Gezi Parkı direnişi İstanbul'da başladı. Polisin sivil itaatsizlikten
başka bir şey yapmayan göstericilere saldırmasıyla tüm Türkiye'ye
yayıldı. Hükümetin aylardır, içki yasağıyla, 4+4+4'le, sünni radikal
islam dayatmasıyla üzerlerine gittiği insanlar bardaktaki bu son
damlaya sert tepki verdi. Hayatında ilk kez sokağa çıkan binlerce
insan vardı meydanlarda. Gece saat ikide tenceresini tavasını alıp
çalanlar, biber gazına rağmen yürüyenler, tazyikli suya rağmen evine
dönmeyenler vardı. Hükümet yoktu ortada. Medya yerin dibine batmıştı.
Belli ki emir almışlar, günlerce süren ve devam edecek protestoyu bir
saat bile yayınlamadılar. Onun yerine saçmalık desek kimsenin itiraz
etmeyeceği "yetkililerin" açıklamalarına yer verdiler.

İstanbul Valisi zorlansa da klasik "marjinal gruplar" çıkışıyla olayın
üstünü örtmeye çalıştı. Dünyanın dört bir yanında eylemler izledim.
İngiltere'de 1 Mayıs'ta polise tekme atan eylemciler, buna rağmen
tepki vermeyen polisler gördüm. Marjinal gruplar masalına kimse
inanmıyor artık.

FİDAN ALDATMACASI
Orman Bakanı Gezi Parkı'nda sınırlı sayıda ağaç var diyerek
kesilmelerinin sorun olmayacağını işaret etti. İyi ya! Biz de sınırlı
sayıda ağaç olduğu için onları korumak istiyoruz. Tüm kentte sınırlı
sayıda ağaç, halkın ücretsiz kullanımına açık sınırlı sayıda park ve
yeşil alan olduğu için Gezi Parkı çok önemli diyoruz. Bakan olayı
kavrayamamış henüz, o kesin. Bir de şu fidan dikme meselesi var.
Başbakan'a bakarsanız çok ağaç dikmişler. Kesilen ağacın yerine 100
katını dikseniz ne olur? O fidanlar ağaç oluncaya kadar yıllar gerek,
yetişmiş bir ağacı kestiğinizde üzerinde yaşamaya başlamış onlarca
hayatı da öldürürsünüz; ikisi aynı şey değil. Kaldı ki, bizim
kentlerin merkezleri çorak, kentin dışına ağaç diksen ne olur dikmesen
ne olur? Mesele kentin içindeki yeşil alanları korumak.
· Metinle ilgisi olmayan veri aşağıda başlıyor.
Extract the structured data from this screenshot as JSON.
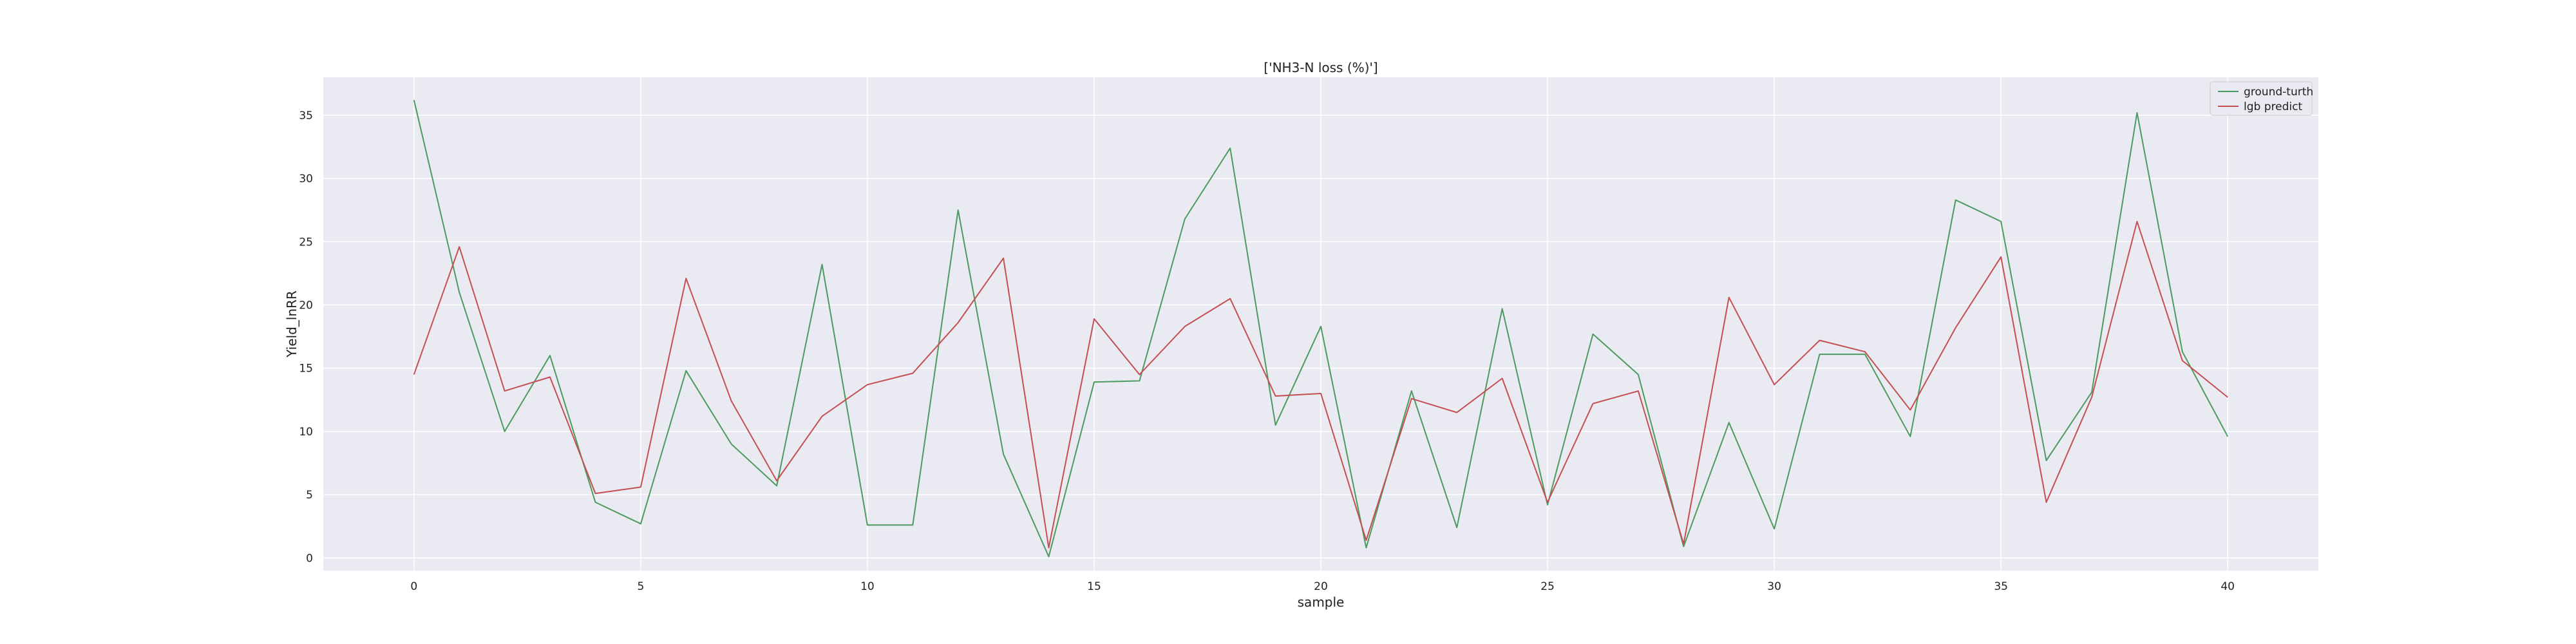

Orman Bakanı Veysel Eroğlu, Başbakan Tayyip Erdoğan. Bilin ki, altında
kan döktürttüğünüz Gezi Parkı'ndaki yaşlı çınar ağacının bir yaprağı
kadar faydanız olmadı şu dünyaya, memlekete. Ağaçlar temiz havamızın
kaynağı oldular, kesmeye çalıştığınız o ağaçlar şu an bile size
oksijen üretiyor. Sizin tek yaptığınız ise temiz havayı biber gazıyla
kirletmek, insanları zehirlemek oldu. Ben devlet adamı olsaydım ve
biri bana bunu söyleseydi üzülürdüm. Polislerinizi, elinde
tencere-tava sokağa çıkan insanların üzerine gönderdiğinizi gördüm. O
yüzden üzüleceğinizi sanmıyorum. Vicdan kaybolunca zor bulunurmuş.
Gezi Parkı sizin "Sırat Köprü"nüzdü. Geçemediniz, diğer tarafı bilemem
ama bu dünyada cennet size artık çok uzak.